Por: Emilio Gutiérrez Yance
El sol se estiraba con pereza sobre Cartagena, como si se le antojara no ser testigo de las historias dolorosas que se tejían bajo su mirada. En el comando de la Policía Metropolitana, la mañana avanzaba con un paso solemne, siguiendo el ritmo pausado de los recuerdos y las esperanzas rotas. Era el Día Internacional de las Víctimas de Desapariciones Forzadas, una jornada marcada por la memoria de aquellos que un día existieron y ahora son ecos lejanos en la historia de Colombia.
La ceremonia, organizada en el seno del comando, comenzó con una tristeza palpable que se enredaba entre los hilos de la ceremonia. Los comisarios José Benítez Páez y Dalimiro Sanjuan De Ávila, los guardianes de la mañana, encabezaban el acto con una dignidad que no podía ocultar el peso de la ausencia. Frente al estandarte a media asta, las palabras parecían flotar en el aire, sin poder capturar toda la magnitud del dolor presente.
Los familiares de los desaparecidos, como figuras de un cuadro sin terminar, estaban allí, sus rostros reflejaban una melancolía sin fin.
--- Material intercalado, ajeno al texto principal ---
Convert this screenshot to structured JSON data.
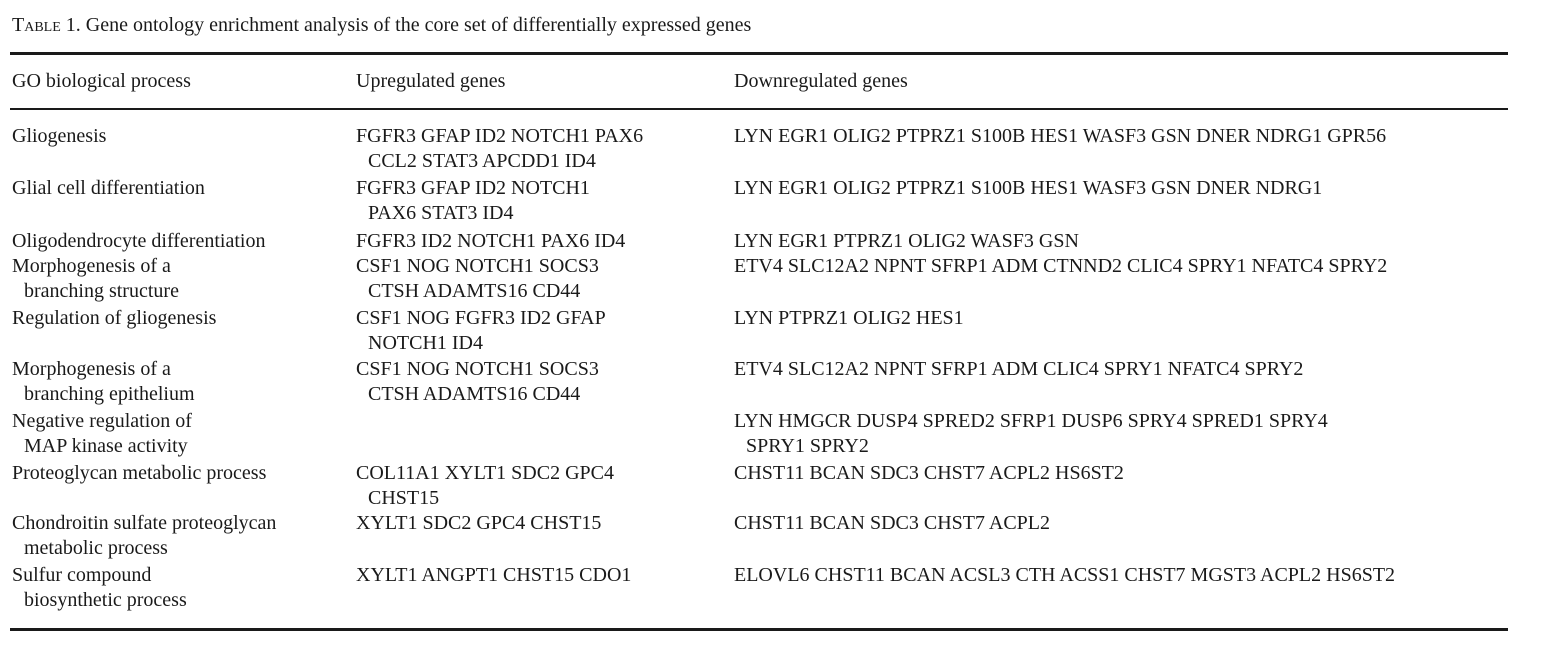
{
  "caption": {
    "label": "Table 1.",
    "text": "Gene ontology enrichment analysis of the core set of differentially expressed genes"
  },
  "headers": {
    "process": "GO biological process",
    "up": "Upregulated genes",
    "down": "Downregulated genes"
  },
  "rows": [
    {
      "process": [
        "Gliogenesis"
      ],
      "up": [
        "FGFR3 GFAP ID2 NOTCH1 PAX6",
        "CCL2 STAT3 APCDD1 ID4"
      ],
      "down": [
        "LYN EGR1 OLIG2 PTPRZ1 S100B HES1 WASF3 GSN DNER NDRG1 GPR56"
      ]
    },
    {
      "process": [
        "Glial cell differentiation"
      ],
      "up": [
        "FGFR3 GFAP ID2 NOTCH1",
        "PAX6 STAT3 ID4"
      ],
      "down": [
        "LYN EGR1 OLIG2 PTPRZ1 S100B HES1 WASF3 GSN DNER NDRG1"
      ]
    },
    {
      "process": [
        "Oligodendrocyte differentiation"
      ],
      "up": [
        "FGFR3 ID2 NOTCH1 PAX6 ID4"
      ],
      "down": [
        "LYN EGR1 PTPRZ1 OLIG2 WASF3 GSN"
      ]
    },
    {
      "process": [
        "Morphogenesis of a",
        "branching structure"
      ],
      "up": [
        "CSF1 NOG NOTCH1 SOCS3",
        "CTSH ADAMTS16 CD44"
      ],
      "down": [
        "ETV4 SLC12A2 NPNT SFRP1 ADM CTNND2 CLIC4 SPRY1 NFATC4 SPRY2"
      ]
    },
    {
      "process": [
        "Regulation of gliogenesis"
      ],
      "up": [
        "CSF1 NOG FGFR3 ID2 GFAP",
        "NOTCH1 ID4"
      ],
      "down": [
        "LYN PTPRZ1 OLIG2 HES1"
      ]
    },
    {
      "process": [
        "Morphogenesis of a",
        "branching epithelium"
      ],
      "up": [
        "CSF1 NOG NOTCH1 SOCS3",
        "CTSH ADAMTS16 CD44"
      ],
      "down": [
        "ETV4 SLC12A2 NPNT SFRP1 ADM CLIC4 SPRY1 NFATC4 SPRY2"
      ]
    },
    {
      "process": [
        "Negative regulation of",
        "MAP kinase activity"
      ],
      "up": [],
      "down": [
        "LYN HMGCR DUSP4 SPRED2 SFRP1 DUSP6 SPRY4 SPRED1 SPRY4",
        "SPRY1 SPRY2"
      ]
    },
    {
      "process": [
        "Proteoglycan metabolic process"
      ],
      "up": [
        "COL11A1 XYLT1 SDC2 GPC4",
        "CHST15"
      ],
      "down": [
        "CHST11 BCAN SDC3 CHST7 ACPL2 HS6ST2"
      ]
    },
    {
      "process": [
        "Chondroitin sulfate proteoglycan",
        "metabolic process"
      ],
      "up": [
        "XYLT1 SDC2 GPC4 CHST15"
      ],
      "down": [
        "CHST11 BCAN SDC3 CHST7 ACPL2"
      ]
    },
    {
      "process": [
        "Sulfur compound",
        "biosynthetic process"
      ],
      "up": [
        "XYLT1 ANGPT1 CHST15 CDO1"
      ],
      "down": [
        "ELOVL6 CHST11 BCAN ACSL3 CTH ACSS1 CHST7 MGST3 ACPL2 HS6ST2"
      ]
    }
  ]
}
Entre ellos, la viuda del subintendente Martín Manuel Hernández Castro, Onorina Montalvo, era la imagen viviente del duelo eterno. Su mirada, fija en el horizonte, parecía buscar respuestas en el cielo que, como cada año, se mantenía distante y frío.
Mientras los discursos se sucedían, el silencio era el verdadero protagonista. En ese silencio, se escuchaba el murmullo de historias olvidadas. El subintendente Hernández Castro, cuya historia comenzaba una tarde en la carretera de Montería a Cartagena, había sido arrastrado por la vorágine de la violencia, separado de su vida cotidiana por un grupo armado que se materializó como sombras en la carretera. Lo mismo sucedió con el sargento Jaime Reales Mercado, interceptado en un brazo del río Magdalena, sur de Bolívar, y el subintendente Sergio José Cera Martínez, cuyo destino se enredó en un taxi que nunca lo devolvió a casa.
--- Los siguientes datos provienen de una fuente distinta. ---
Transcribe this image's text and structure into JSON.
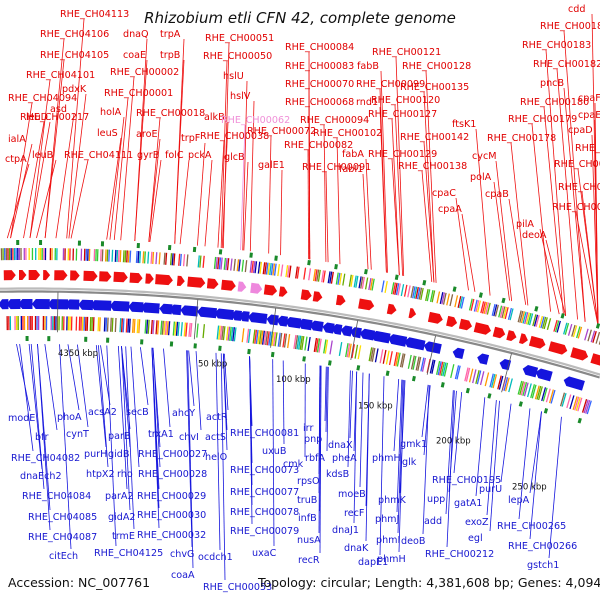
{
  "title": "Rhizobium etli CFN 42, complete genome",
  "footer": {
    "accession": "Accession: NC_007761",
    "summary": "Topology: circular; Length: 4,381,608 bp; Genes: 4,094"
  },
  "colors": {
    "forward": "#ee1010",
    "reverse": "#1515dd",
    "rna": "#ee88dd",
    "backbone": "#888888",
    "marker": "#1a8a2a"
  },
  "scale_labels": [
    "4350 kbp",
    "50 kbp",
    "100 kbp",
    "150 kbp",
    "200 kbp",
    "250 kbp"
  ],
  "top_labels": [
    "RHE_CH04113",
    "dnaQ",
    "trpA",
    "RHE_CH00051",
    "RHE_CH00084",
    "RHE_CH00121",
    "cdd",
    "RHE_CH00186",
    "RHE_CH04106",
    "coaE",
    "trpB",
    "RHE_CH00050",
    "RHE_CH00083",
    "fabB",
    "RHE_CH00128",
    "RHE_CH00183",
    "RHE_CH04105",
    "RHE_CH00002",
    "hslU",
    "RHE_CH00070",
    "RHE_CH00099",
    "RHE_CH00182",
    "RHE_CH04101",
    "pdxK",
    "RHE_CH00001",
    "hslV",
    "RHE_CH00068",
    "rnd1",
    "RHE_CH00135",
    "pncB",
    "RHE_CH04094",
    "leuD",
    "asd",
    "holA",
    "RHE_CH00018",
    "alkB",
    "RHE_CH00062",
    "RHE_CH00094",
    "RHE_CH00120",
    "RHE_CH00180",
    "cpaF",
    "ialA",
    "leuB",
    "leuS",
    "aroE",
    "trpF",
    "RHE_CH00038",
    "RHE_CH00072",
    "RHE_CH00102",
    "RHE_CH00127",
    "ftsK1",
    "RHE_CH00179",
    "cpaE",
    "ctpA",
    "RHE_CH04111",
    "gyrB",
    "folC",
    "pckA",
    "glcB",
    "galE1",
    "RHE_CH00082",
    "fabA",
    "RHE_CH00129",
    "RHE_CH00142",
    "RHE_CH00178",
    "cpaD",
    "RHE_CH00091",
    "fabI1",
    "RHE_CH00138",
    "cycM",
    "RHE_CH00177",
    "cpaC",
    "polA",
    "RHE_CH00176",
    "cpaB",
    "RHE_CH00175",
    "cpaA",
    "RHE_CH00168",
    "pilA",
    "deoA",
    "RHE_CH00217"
  ],
  "bottom_labels": [
    "modE",
    "phoA",
    "acsA2",
    "secB",
    "ahcY",
    "actR",
    "RHE_CH00081",
    "irr",
    "bfr",
    "cynT",
    "parB",
    "trxA1",
    "chvI",
    "actS",
    "pnp",
    "dnaX",
    "gmk1",
    "glk",
    "RHE_CH04082",
    "purH",
    "gidB",
    "RHE_CH00027",
    "helO",
    "uxuB",
    "rbfA",
    "pheA",
    "phmH",
    "dnaEch2",
    "htpX2",
    "rho",
    "RHE_CH00028",
    "RHE_CH00073",
    "cmk",
    "kdsB",
    "RHE_CH00195",
    "purU",
    "RHE_CH04084",
    "parA2",
    "RHE_CH00029",
    "RHE_CH00077",
    "rpsO",
    "moeB",
    "phmK",
    "upp",
    "gatA1",
    "RHE_CH04085",
    "gidA2",
    "RHE_CH00030",
    "RHE_CH00078",
    "truB",
    "recF",
    "phmJ",
    "add",
    "exoZ",
    "lepA",
    "RHE_CH04087",
    "trmE",
    "RHE_CH00032",
    "RHE_CH00079",
    "infB",
    "dnaJ1",
    "phmI",
    "deoB",
    "egl",
    "RHE_CH00265",
    "citEch",
    "RHE_CH04125",
    "chvG",
    "ocdch1",
    "uxaC",
    "nusA",
    "dnaK",
    "phmH",
    "RHE_CH00212",
    "RHE_CH00266",
    "coaA",
    "RHE_CH00053",
    "recR",
    "dapE1",
    "gstch1"
  ]
}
Las plegarias y el minuto de silencio, como un duelo colectivo, buscaban apaciguar el peso de los trágicos recuerdos. En medio de la ceremonia, la presencia de la Policía Nacional se sentía como una promesa, un compromiso lleno de fervor y un esfuerzo constante por desentrañar la verdad. Las palabras de Dalimiro Sanjuan De Ávila eran una oferta de esperanza en un mar de incertidumbre: “Hoy, recordamos a los ausentes y renovamos nuestro compromiso de búsqueda y justicia para aquellos que esperan respuestas”.
La jornada, sin embargo, no se limitó a discursos. Era un reflejo de la vida misma, donde el sufrimiento y la esperanza se entrelazaban en un baile incierto. Los familiares, con sus heridas expuestas, hallaron en la presencia de la Policía un rayo de luz en su búsqueda interminable. La lucha por la verdad se convertía en una llama que ardía en sus corazones, un eco de resistencia que se negaba a extinguirse.
Al final del día, mientras el sol se escondía detrás de un manto de sombras, la ceremonia se desvanecía en un simbólico pacto de compromiso renovado. Pero en ese pacto, había una promesa no escrita, un acuerdo de que la lucha por la verdad no se detendría. Porque, aunque las respuestas aún se escondían en las brumas del pasado, la memoria de los desaparecidos seguía viva, como un destello inconfundible en la tormenta de la injusticia.
La jornada del Día Internacional de las Víctimas de Desapariciones Forzadas fue un acto de conmemoración. Fue una reafirmación de la lucha continua, una prueba de que la voz de la esperanza aún retumba en cada rincón de Colombia. Mientras las sombras de los desaparecidos sigan titilando en la memoria de sus seres queridos, la lucha por la verdad permanecerá firme, como un río que no cesa de fluir, desafiando el olvido y buscando siempre la luz.